🤖 AI Summary
Addressing the challenge of reconciling long-term strategic objectives with short-term dynamic adaptation in autonomous multi-agent systems, this paper proposes a context-triggered emergency game framework. The framework adopts a two-layer architecture: an upper layer employs temporal logic to synthesize safety- and progress-guaranteeing strategy templates, ensuring formal correctness of high-level logical goals; a lower layer leverages factor graph modeling coupled with real-time model predictive control to enable low-latency, scalable dynamic game solving. Its key innovation lies in the principled integration of formal strategic planning with online emergency response, balancing theoretical rigor and engineering practicality.
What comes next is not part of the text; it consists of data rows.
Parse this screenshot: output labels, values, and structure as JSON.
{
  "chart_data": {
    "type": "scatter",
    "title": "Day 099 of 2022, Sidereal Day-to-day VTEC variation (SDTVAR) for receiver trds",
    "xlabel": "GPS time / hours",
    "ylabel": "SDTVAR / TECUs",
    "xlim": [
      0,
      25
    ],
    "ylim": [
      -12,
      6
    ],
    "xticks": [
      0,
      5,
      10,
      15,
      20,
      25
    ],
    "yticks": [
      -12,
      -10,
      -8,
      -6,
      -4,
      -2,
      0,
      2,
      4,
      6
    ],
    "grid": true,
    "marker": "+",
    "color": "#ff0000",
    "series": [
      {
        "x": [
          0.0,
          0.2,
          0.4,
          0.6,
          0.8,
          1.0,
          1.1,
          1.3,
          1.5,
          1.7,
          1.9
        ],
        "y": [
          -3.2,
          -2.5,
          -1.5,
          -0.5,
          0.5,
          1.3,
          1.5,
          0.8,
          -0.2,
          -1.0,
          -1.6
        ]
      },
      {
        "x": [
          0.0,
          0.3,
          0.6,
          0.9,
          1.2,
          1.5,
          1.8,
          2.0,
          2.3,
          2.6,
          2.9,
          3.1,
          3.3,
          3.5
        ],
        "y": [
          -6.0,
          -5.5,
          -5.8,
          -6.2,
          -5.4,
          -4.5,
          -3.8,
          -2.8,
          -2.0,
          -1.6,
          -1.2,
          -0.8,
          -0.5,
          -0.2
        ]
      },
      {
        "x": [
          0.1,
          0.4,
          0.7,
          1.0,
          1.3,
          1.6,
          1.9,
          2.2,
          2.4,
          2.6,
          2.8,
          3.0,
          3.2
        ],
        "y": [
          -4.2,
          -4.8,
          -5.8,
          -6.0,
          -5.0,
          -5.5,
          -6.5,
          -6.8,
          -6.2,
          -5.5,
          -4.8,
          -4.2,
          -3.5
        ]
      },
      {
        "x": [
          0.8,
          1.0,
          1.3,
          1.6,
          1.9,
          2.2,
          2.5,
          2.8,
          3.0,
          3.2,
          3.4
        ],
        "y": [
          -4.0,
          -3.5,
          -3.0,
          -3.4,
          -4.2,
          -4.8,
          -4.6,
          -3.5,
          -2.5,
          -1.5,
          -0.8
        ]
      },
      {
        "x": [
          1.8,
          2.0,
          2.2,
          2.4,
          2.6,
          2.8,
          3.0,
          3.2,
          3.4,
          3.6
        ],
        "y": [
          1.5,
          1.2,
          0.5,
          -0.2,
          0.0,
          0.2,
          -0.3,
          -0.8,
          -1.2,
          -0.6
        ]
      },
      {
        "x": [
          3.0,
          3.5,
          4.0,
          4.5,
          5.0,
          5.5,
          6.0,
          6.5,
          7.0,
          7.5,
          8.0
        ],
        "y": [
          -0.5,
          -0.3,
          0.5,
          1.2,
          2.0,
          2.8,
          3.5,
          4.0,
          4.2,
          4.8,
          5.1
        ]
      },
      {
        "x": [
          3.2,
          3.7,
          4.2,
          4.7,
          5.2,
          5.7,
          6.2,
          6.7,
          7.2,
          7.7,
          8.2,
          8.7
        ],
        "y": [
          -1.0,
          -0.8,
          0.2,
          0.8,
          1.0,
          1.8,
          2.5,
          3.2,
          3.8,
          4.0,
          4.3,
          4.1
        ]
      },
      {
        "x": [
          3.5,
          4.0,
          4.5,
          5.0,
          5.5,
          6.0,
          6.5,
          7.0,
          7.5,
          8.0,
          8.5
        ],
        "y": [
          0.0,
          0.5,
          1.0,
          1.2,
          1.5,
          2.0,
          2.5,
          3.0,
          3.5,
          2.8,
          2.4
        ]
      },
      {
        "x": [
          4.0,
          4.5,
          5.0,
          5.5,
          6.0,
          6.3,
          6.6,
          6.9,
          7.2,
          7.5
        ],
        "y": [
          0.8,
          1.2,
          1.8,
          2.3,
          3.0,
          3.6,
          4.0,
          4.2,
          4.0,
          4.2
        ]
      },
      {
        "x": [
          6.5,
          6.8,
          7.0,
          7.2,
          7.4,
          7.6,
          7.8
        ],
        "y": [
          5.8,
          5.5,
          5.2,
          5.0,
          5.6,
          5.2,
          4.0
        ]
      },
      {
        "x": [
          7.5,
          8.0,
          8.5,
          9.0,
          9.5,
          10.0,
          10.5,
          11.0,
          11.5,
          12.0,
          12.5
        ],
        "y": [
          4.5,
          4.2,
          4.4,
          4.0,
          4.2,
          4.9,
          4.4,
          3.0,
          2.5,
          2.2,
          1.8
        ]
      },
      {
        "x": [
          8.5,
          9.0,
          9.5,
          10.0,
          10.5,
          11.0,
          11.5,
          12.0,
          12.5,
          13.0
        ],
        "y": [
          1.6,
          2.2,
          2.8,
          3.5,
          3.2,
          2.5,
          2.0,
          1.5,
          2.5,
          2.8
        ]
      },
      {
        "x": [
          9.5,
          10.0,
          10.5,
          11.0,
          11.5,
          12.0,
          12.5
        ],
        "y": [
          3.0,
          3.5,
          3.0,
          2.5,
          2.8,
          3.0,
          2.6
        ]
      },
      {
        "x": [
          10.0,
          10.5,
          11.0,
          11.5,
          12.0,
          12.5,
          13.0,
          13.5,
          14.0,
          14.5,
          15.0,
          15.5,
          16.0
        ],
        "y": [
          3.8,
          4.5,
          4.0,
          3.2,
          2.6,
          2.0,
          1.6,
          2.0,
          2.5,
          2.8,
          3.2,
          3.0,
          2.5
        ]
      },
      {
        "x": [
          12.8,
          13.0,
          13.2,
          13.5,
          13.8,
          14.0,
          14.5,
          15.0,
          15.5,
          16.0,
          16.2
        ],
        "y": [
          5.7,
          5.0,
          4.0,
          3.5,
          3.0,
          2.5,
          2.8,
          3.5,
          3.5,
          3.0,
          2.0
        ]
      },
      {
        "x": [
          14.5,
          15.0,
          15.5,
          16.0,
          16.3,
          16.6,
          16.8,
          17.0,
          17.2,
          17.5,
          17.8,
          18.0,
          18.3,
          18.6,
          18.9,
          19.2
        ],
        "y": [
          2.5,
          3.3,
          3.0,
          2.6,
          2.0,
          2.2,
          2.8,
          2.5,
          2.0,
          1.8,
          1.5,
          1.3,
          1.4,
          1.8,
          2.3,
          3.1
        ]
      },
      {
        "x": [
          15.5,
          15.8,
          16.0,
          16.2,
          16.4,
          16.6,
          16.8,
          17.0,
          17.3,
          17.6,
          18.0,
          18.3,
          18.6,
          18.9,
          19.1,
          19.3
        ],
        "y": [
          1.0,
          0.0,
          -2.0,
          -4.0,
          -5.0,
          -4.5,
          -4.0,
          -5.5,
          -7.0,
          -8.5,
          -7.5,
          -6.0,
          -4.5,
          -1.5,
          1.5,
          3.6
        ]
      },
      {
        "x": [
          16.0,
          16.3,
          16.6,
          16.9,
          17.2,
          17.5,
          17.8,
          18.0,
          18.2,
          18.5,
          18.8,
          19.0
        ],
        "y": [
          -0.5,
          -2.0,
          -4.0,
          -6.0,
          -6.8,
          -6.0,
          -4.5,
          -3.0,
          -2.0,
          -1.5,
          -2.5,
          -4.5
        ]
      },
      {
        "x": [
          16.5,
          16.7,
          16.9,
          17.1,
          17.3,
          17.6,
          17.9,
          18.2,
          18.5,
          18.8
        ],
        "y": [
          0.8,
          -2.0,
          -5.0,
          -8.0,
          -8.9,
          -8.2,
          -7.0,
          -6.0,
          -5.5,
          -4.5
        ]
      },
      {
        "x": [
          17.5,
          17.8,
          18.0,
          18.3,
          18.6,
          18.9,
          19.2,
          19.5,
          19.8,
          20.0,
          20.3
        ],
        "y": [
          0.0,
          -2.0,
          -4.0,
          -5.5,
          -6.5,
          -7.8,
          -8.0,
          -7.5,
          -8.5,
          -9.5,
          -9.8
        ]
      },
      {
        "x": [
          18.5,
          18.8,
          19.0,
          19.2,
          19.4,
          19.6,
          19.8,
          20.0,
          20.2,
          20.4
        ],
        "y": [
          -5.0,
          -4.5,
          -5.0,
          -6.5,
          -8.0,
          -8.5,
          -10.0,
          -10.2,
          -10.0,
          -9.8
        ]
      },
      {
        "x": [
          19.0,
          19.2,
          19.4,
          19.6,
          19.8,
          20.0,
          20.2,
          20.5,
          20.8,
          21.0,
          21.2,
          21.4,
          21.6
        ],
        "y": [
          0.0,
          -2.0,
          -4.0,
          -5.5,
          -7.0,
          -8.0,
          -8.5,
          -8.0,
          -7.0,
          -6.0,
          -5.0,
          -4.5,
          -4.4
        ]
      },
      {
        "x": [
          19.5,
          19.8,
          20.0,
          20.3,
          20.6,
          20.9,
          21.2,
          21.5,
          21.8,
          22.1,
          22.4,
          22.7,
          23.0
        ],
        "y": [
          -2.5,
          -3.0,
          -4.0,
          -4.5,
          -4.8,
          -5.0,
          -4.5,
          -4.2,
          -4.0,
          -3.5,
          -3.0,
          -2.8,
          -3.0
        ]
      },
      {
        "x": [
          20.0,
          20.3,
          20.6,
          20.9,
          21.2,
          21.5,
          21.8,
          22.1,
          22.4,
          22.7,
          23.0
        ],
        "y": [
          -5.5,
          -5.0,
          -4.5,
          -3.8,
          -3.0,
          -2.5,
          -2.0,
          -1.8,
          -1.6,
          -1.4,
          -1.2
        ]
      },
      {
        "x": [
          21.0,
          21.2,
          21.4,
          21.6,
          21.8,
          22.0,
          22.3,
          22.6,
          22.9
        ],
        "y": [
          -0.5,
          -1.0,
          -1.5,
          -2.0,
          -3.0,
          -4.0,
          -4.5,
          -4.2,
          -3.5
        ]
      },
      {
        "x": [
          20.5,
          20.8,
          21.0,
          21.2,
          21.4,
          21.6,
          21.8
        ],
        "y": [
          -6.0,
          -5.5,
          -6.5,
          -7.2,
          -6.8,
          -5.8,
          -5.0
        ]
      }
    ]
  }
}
Evaluations in simulation and real-world experiments on autonomous driving and robot navigation demonstrate significant improvements in interaction reliability, response efficiency, and environmental adaptability.
📝 Abstract
We address the challenge of reliable and efficient interaction in autonomous multi-agent systems, where agents must balance long-term strategic objectives with short-term dynamic adaptation. We propose context-triggered contingency games, a novel integration of strategic games derived from temporal logic specifications with dynamic contingency games solved in real time. Our two-layered architecture leverages strategy templates to guarantee satisfaction of high-level objectives, while a new factor-graph-based solver enables scalable, real-time model predictive control of dynamic interactions. The resulting framework ensures both safety and progress in uncertain, interactive environments. We validate our approach through simulations and hardware experiments in autonomous driving and robotic navigation, demonstrating efficient, reliable, and adaptive multi-agent interaction.